Jak pokazuje życie, w niektórych obszarach komputery stały się już lepsze od ich twórców. Skutek jest różnorodny: z jednej strony przegrywasz z nim w szachy, a z przeciwnej: jakość diagnoz stawianych przez systemy sztucznej inteligencji, w przypadku stawiania diagnoz chorób i zaburzeń jest znacznie wyższa niż rozpoznania stawiane przez ludzi.

Do czego ta droga nas doprowadzi? Czym to w którymś momencie się skończy? Może tak jak w filmie „2001: Odyseja kosmiczna” z 1968 roku w reżyserii Stanleya Kubricka: pod swe urocze skrzydła weźmie nas ludzkie pisklęta kwoka – rozwijająca się w szybkim tempie sztuczna inteligencja. Wszystko przeliczy, przekalkuluje oraz podejmie decyzję.

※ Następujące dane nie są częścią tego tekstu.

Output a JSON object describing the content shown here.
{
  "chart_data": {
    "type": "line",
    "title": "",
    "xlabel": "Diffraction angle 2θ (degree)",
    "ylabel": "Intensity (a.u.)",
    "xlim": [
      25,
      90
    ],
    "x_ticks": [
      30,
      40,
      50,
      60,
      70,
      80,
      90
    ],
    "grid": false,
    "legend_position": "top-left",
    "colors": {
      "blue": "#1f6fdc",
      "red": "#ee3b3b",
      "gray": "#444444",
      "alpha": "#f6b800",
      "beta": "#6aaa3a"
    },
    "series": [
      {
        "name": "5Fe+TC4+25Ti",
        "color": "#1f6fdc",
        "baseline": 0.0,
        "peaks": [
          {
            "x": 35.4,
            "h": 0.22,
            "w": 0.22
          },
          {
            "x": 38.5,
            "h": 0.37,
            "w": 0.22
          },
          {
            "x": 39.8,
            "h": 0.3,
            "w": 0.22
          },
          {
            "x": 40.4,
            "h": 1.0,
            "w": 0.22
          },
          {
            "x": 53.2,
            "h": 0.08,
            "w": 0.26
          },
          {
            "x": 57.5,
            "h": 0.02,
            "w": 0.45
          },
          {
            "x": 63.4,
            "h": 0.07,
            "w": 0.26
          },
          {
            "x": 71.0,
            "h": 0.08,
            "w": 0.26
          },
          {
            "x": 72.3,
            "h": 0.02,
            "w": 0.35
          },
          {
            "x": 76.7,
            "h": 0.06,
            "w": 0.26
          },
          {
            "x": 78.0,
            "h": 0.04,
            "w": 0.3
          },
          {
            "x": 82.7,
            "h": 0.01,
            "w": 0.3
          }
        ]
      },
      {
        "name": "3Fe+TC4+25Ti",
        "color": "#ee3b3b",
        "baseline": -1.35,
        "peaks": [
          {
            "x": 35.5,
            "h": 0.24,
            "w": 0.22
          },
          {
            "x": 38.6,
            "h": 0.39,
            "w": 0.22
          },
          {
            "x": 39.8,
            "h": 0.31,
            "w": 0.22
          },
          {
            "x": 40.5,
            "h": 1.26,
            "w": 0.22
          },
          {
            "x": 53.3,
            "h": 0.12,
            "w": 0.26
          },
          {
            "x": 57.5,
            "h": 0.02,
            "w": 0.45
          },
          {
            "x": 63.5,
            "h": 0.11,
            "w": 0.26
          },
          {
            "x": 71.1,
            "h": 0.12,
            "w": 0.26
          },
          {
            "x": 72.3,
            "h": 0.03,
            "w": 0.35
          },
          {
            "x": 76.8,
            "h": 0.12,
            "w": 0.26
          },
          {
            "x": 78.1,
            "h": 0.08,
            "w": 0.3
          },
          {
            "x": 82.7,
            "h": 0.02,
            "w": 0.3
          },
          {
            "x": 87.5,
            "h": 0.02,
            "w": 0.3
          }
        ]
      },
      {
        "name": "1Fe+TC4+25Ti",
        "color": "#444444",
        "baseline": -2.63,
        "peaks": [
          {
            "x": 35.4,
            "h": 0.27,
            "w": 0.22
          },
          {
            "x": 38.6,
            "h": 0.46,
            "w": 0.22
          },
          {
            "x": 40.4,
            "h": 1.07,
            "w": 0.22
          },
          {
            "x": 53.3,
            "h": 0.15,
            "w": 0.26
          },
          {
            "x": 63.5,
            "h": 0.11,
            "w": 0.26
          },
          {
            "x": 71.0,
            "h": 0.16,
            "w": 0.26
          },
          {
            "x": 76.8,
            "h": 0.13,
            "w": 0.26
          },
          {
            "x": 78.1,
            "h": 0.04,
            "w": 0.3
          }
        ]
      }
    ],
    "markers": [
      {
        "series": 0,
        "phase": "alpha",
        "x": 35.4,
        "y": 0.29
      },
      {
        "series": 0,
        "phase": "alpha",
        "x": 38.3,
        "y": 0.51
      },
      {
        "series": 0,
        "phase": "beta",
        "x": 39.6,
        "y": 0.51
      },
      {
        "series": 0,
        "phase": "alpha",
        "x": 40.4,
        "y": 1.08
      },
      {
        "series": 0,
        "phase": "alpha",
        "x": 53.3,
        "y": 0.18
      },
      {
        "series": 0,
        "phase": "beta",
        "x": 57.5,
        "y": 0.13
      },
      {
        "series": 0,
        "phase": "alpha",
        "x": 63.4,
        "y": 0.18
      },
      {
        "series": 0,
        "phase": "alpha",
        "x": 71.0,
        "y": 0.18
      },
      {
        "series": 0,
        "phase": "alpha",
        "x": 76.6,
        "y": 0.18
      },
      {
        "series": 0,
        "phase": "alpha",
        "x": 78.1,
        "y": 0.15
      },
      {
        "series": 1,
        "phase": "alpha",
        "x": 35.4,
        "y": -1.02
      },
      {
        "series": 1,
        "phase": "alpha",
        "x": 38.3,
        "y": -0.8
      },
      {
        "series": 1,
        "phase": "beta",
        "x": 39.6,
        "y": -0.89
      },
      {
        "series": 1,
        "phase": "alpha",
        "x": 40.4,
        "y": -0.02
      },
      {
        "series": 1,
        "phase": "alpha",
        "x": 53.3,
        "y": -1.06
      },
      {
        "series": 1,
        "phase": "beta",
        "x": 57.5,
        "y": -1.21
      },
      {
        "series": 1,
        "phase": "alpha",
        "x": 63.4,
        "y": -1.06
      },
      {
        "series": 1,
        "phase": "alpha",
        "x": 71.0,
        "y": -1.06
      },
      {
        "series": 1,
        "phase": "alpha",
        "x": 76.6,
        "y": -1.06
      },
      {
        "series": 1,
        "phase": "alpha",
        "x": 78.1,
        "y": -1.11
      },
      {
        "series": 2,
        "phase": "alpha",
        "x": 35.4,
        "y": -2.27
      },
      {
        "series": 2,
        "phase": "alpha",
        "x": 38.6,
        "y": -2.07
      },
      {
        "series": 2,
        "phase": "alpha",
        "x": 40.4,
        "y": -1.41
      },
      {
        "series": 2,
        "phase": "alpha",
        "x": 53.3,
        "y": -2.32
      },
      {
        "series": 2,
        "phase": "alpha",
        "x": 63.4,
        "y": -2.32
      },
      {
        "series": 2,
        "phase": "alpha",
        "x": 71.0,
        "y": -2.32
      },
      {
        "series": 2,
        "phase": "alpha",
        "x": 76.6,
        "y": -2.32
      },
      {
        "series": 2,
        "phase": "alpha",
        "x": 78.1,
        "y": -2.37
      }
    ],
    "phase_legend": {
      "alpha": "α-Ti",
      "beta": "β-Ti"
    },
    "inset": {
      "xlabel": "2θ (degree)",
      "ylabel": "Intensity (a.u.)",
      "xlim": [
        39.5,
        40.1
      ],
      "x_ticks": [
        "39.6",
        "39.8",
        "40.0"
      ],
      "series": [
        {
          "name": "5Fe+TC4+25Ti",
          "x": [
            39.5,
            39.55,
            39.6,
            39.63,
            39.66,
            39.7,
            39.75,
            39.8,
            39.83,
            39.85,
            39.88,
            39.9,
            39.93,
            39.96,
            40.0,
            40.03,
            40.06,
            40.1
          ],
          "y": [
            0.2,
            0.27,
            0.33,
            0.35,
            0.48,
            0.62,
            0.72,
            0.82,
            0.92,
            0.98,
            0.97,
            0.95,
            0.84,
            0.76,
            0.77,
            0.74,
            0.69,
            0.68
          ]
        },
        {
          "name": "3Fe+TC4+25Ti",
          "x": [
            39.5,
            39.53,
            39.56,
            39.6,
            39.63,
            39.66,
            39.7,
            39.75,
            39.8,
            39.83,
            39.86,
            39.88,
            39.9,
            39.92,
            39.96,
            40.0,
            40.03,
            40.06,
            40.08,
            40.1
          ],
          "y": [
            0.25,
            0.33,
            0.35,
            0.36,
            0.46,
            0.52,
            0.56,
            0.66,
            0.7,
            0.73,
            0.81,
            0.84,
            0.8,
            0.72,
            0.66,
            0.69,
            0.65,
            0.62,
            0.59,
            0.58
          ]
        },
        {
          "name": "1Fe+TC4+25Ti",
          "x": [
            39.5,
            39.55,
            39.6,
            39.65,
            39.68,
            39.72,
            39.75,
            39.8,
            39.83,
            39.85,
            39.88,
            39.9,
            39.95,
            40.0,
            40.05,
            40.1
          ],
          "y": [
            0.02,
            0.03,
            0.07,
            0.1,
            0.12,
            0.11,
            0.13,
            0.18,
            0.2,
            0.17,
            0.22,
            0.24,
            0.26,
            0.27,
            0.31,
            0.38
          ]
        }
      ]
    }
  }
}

Zorientujemy się po fakcie, że ona będzie wiedziała lepiej, co dla nas – istot ludzkich jest najlepsze. I tak jak w filmie – w wyniku tych działań wyruguje specjalizację, zoptymalizuje porządek całego świata, a następnie ogarnie wszelkie sprawy swym nieskończenie wielkim, bezkresnym majestatem tetra-giga-mega-kilo Bajtów oraz Hertzów, stwierdzając,

że pojęcie człowiek renesansu to artefakt archeologiczny archetypu…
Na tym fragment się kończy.